Eric Cropp served 6 months of imprisonment for involuntary manslaughter in the death of 2 year-old Emily Jerry. Emily Jerry died when she received a chemotherapy solution containing a lethal dose of sodium chloride mixed by a pharmacy technician at the hospital where Eric was the supervising pharmacist. The Ohio Board of Pharmacy stripped Eric of his license prior to his conviction. Now a convicted felon, he will never practice pharmacy again.
Why the renewed interest in the Eric Cropp case, during the immediate aftermath of the Anne Mitchell trial? Anne Mitchell, RN was publicly supported by the Texas Nurses Association and the American Nurses Association. The TNA donated funds for Mitchell’s legal defense, and the Texas Medical Board acknowledged Mitchell’s duty as a patient safety advocate. Mitchell was found not guilty. There were no fatalities in the Anne Mitchell case. The most obvious difference drawn from a comparison of the two trials is that a child’s death initiated the criminal charges against Eric Cropp. Perhaps this explains why pharmacist professional associations appear silent on the matter. Searching two prominent organizations websites with the keywords “Eric Cropp” I found only one article about the case on one site, and none on the other. Granted, defending a person accountable for the accidental death of a toddler creates an unpopular challenge in public relations.
Physicians are familiar with lawsuits involving the death of patients. It is rare for a doctor to go to prison or be stripped of his or her license in such a case. Eric Cropp was convicted of criminal charges in the absence of public support, except for Michael Cohen of ISMP. Whether this is right or wrong is a matter of opinion.
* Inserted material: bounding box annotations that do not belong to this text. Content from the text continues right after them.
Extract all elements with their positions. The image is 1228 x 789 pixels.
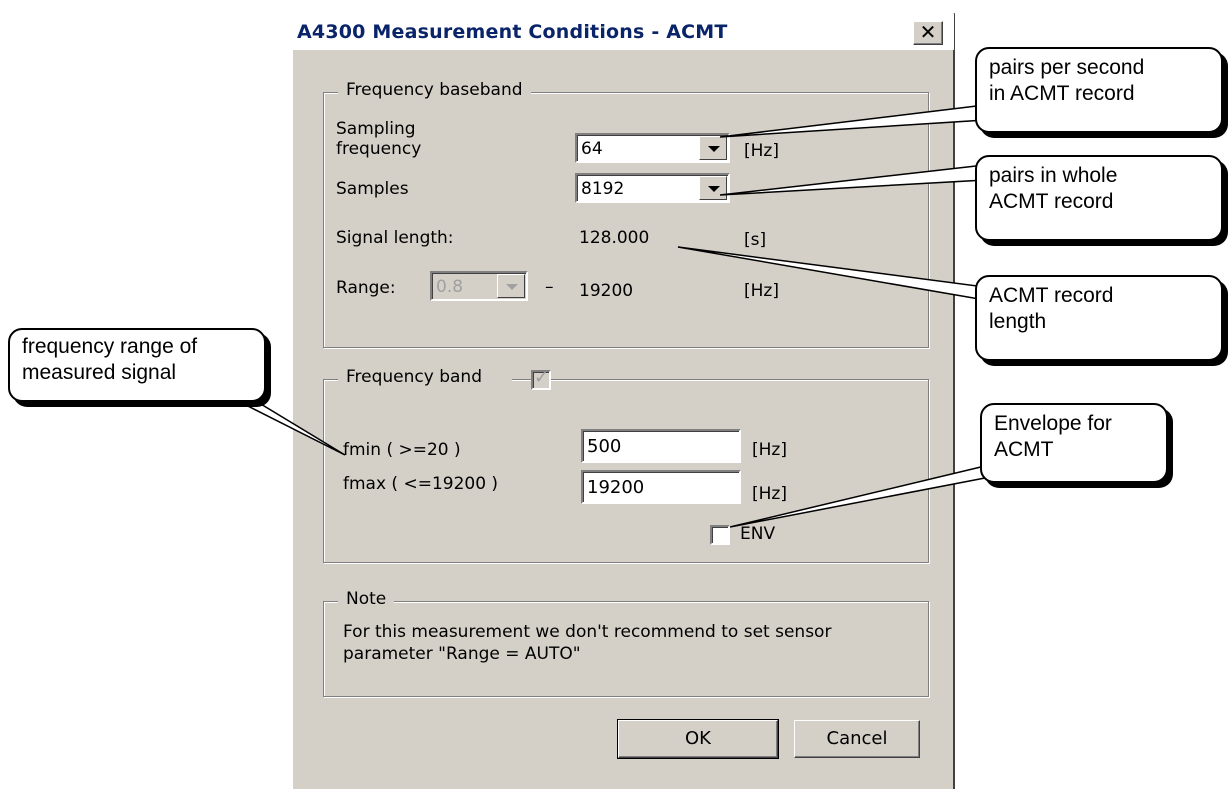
callout-pairs-per-second-line-1: pairs per second	[989, 56, 1145, 79]
leader-pairs-whole	[719, 164, 986, 196]
callout-freq-range: frequency range of measured signal	[8, 328, 266, 402]
callout-pairs-per-second: pairs per second in ACMT record	[975, 47, 1223, 133]
callout-envelope-line-1: Envelope for	[994, 412, 1112, 435]
callout-pairs-whole-line-2: ACMT record	[989, 190, 1114, 213]
callout-pairs-per-second-line-2: in ACMT record	[989, 82, 1135, 105]
leader-envelope	[729, 465, 986, 528]
callout-envelope-line-2: ACMT	[994, 438, 1054, 461]
leader-pairs-per-second	[719, 104, 986, 138]
callout-record-length-line-1: ACMT record	[989, 284, 1114, 307]
callout-pairs-whole: pairs in whole ACMT record	[975, 155, 1223, 241]
callout-record-length-line-2: length	[989, 310, 1047, 333]
callout-freq-range-line-2: measured signal	[22, 361, 177, 384]
callout-freq-range-line-1: frequency range of	[22, 335, 198, 358]
leader-record-length	[677, 246, 986, 301]
callout-envelope: Envelope for ACMT	[980, 403, 1168, 483]
callout-pairs-whole-line-1: pairs in whole	[989, 164, 1118, 187]
leader-freq-range	[225, 394, 346, 456]
callout-record-length: ACMT record length	[975, 275, 1223, 361]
The pharmacy profession lost an opportunity to speak about patient safety systems, staffing issues, medication compounding practices, pharmacist to technician ratios, and other problems similar to those nurses have brought to public attention for years. In contrast, the TNA, and ANA used Anne Mitchell’s trial to educate the non-medical public about the patient safety advocate role of nurses. It is important to remember that the non-medical public is unfamiliar with common hospital practices. In my opinion, there is an expectation for professional organizations to educate the public on the scope of practice of its members. It is unfortunate that this opportunity was missed during the Eric Cropp trial.
Did a lack of support and public education lead to the setting of a disturbing precedent: the criminalization of medication errors? (Will the Criminalization of Medication Errors Make Patients Safer in Ohio?).
Eric Cropp was released from jail on February 15, 2010, and this explains the increased traffic to JParadisi RN’s Blog on February 16, in the aftermath of the Anne Mitchell case. It was only a coincidence. Whether or not pharmacists compare the two very different outcomes of these trials, I do not know.
I am married to a pharmacist. However, for most of my career, I was a pediatric intensive care nurse dedicated to saving the lives of children like Emily Jerry. I saw firsthand families devastated from losing a child under less unusual circumstances. The opinions expressed in this post do not diminish my sympathy or empathy for the family of Emily Jerry.